Market Update - 3/30
As we head into the second week of quarantine..
We're answering your most common market questions!
After our first full week of being home with the kids and mostly telecommuting, I’ve had a chance to reflect on the rapidly changing environment that we are in and wanted to share some of my thoughts.
To begin with, the idea of telecommuting is nothing new and I think it’s going to help us weather this unprecedented storm. The issue is obviously going to be for the workers who can’t do their jobs remotely, the small businesses who lose so much business that they can’t pay their workers to continue to come to work, and the industries that are being hit hardest including hospitality, oil and gas, and the financial sector. In Arizona, we have intentionally diversified from the heavily construction based economy that we had in the early 2000s, to one with a strong IT, healthcare, and manufacturing portfolio that continues to drive growth in the area and relocation to the area. I think we’ll see the value of diversification in the coming months.
Last week was nothing short of amazing to see how the community has banded together to support each other with an immediate shift to supporting local businesses, getting the word out there through social media and local news outlets about the food banks and the blood banks in need and where volunteers can assist, and the organic partnerships that have been created as individuals and businesses share what they have and what they need creating a bartering system that fuels community connectedness and resource sharing. It is so motivating to wake up each day and see a new thread on social media about someone giving their extra roll of paper towels to a neighbor in need or a news story about the local breakfast spot serving free breakfast on the weekends. Giving back is just what we do here.
I think that we’ll also find that Arizona is going to be one of the best positioned states to enter this stage of uncertainty and to come out on top. Without minimizing the amount of financial strain and stress the stock market loss has caused and the expected job loss in certain industries will cause - there will be opportunity not as a result of the hardship but in spite of it. When COVID-19 came to the Valley, we were and still are in one of the strongest seller’s markets the Valley has ever seen. With inventory less than 50% of what it was last year in many areas and interest rates at historic lows the opportunity for buyers to buy into an appreciating market and sellers to leverage the equity in their home was unprecedented. At that rate we were going, it was expected that buyers would have to continue to compete with dozens of offers to get into their home and sellers were going to have to get good about moving quickly because the time on market was dwindling rapidly.
At the beginning of last week, we started to see a fluctuation in the interest rates that scared consumers. It's hard to keep interest rate fluctuation in perspective when its tied to a global pandemic but whether your interest rate starts with a 3 or a 4, you are doing pretty good. The problem really was for those buyers who were looking at the top of their price range or who were prequalified during the first week of March when interest rates dipped and then their monthly payment was suddenly significantly higher. Our team is checking the numbers with the lender before every offer that we put in and making sure we’re having conversations about the range in monthly payments you can expect based on the daily fluctuation and making sure that we’re looking in a price range where that range is comfortable for you.
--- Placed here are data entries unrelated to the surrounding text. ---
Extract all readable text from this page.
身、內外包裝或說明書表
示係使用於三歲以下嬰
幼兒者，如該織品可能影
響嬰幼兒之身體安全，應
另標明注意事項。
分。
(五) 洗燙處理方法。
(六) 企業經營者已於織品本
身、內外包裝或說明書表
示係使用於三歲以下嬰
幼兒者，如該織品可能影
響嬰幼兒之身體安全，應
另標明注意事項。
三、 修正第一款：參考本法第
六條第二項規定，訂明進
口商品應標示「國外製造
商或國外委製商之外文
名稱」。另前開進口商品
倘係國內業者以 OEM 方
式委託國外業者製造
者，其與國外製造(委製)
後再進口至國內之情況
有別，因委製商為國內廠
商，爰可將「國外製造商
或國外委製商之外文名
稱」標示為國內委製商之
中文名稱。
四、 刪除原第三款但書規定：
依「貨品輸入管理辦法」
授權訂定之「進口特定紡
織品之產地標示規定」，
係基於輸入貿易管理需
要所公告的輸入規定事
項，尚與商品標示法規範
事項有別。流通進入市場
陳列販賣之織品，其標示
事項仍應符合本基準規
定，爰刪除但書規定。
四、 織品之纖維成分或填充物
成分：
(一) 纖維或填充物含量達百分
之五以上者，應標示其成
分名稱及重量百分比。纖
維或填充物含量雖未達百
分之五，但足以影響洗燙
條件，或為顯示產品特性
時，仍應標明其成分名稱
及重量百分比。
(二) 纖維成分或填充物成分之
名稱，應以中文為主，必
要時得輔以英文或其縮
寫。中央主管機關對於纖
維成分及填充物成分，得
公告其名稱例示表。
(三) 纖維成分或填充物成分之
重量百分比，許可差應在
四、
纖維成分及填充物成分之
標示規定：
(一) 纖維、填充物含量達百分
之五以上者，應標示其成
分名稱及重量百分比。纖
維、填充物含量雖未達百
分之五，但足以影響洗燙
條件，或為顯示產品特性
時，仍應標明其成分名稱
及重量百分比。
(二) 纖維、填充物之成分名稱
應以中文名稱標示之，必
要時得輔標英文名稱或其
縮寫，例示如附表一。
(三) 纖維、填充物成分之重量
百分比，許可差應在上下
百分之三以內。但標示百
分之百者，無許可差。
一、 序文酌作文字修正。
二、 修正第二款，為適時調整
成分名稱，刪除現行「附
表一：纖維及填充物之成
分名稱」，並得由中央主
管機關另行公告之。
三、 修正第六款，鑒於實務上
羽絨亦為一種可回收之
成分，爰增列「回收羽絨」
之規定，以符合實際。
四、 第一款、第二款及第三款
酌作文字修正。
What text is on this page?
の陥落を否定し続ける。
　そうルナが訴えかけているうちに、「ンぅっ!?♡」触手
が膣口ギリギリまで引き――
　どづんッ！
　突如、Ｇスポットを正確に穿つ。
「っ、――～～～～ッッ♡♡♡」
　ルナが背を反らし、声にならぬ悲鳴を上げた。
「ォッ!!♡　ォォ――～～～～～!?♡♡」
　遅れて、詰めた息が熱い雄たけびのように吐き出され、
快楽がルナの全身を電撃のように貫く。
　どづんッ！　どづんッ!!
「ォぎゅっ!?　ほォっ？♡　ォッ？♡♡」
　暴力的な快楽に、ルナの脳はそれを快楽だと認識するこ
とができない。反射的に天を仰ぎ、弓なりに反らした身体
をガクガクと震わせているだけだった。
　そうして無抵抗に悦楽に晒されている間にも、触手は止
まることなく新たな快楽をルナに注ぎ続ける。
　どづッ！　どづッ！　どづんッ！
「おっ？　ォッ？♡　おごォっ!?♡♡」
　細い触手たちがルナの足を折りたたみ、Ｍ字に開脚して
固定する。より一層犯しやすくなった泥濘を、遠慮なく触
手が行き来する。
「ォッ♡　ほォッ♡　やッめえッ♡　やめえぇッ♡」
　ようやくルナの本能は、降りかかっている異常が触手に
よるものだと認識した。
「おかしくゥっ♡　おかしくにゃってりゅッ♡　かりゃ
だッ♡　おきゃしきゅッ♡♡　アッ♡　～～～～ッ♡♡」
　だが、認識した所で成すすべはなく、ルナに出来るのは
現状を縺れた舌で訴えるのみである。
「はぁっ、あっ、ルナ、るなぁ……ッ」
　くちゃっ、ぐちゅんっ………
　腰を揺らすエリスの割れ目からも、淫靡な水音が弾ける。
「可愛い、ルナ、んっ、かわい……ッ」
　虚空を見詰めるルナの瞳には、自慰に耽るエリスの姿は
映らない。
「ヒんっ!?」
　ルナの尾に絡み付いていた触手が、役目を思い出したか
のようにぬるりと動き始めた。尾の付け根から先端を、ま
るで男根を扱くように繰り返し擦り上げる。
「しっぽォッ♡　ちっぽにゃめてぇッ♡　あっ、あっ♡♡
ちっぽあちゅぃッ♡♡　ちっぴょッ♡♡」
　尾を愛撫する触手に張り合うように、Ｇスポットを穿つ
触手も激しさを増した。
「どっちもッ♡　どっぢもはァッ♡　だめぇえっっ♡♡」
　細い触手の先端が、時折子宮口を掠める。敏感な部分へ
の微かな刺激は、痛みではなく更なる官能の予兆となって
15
Towards the middle of last week, we started to field a lot of questions about a recession and what that could mean for the local housing market. While interest rates dominated the minds of consumers with the fall of the stock market at the beginning of the week, the middle of the week brought extended school closures, sheltering in place, and take-out only options from restaurants which started to immediately impact the wages of some and the life savings of others. It also begged the question of how we would fare differently during this stock market crash than we did in the early 2000s - a question answered only by how different the circumstances are this time. In 2005, the housing market started to fall because the demand was mostly false and so when demand literally fell off a cliff in 2006, so did the marketability and value of homes. The demand now is only 4% above average but the driver of the housing prices is not demand, it is supply. Builders have been playing catch up for the last 2 years after 10 years of under building - and will likely not be able to build as much as they had hoped this year due to a shortage of material and labor, a factor that certainly won’t aid in a flood of supply. The hardship will likely cause some renters to not be able to pay rent, evictions to follow and maybe some sales of rentals as landlords need to liquidate cash - that would be a welcome addition of supply to an extremely under supplied market. Same with homeowners who need to leverage the equity in their home to downsize or to make payments - housing is still a basic necessity and a sale will still create the need for another house if the owner occupant stays local.
As we closed out the week, we started seeing some of these midweek predictions come to light as we are already seeing a higher number of listings come on to the market - with 2750 new listings in the last 7 days up 10% from this same week last year. With the recent announcement by some of the top iBuyers including Opendoor cancelling escrows leaving clients who previously relied on their “easy” and “sure” way of selling high and dry and AirBnBs being put on the market due to a lack of bookings adding some much needed entry level inventory to the market, I’d expect to be busy this week helping clients navigate the moving and selling process in these cautious times.
We’re taking extra precautions when showing property, have virtual solutions for getting our seller’s priced and marketed, and will continue to provide information through our social media challenges as we have it from local, reputable, trusted sources who understand our local market. Whether its an extra can of soup, picking up donations for a local shelter, or posting your restaurants curbside menu, we are in this together and for the long haul.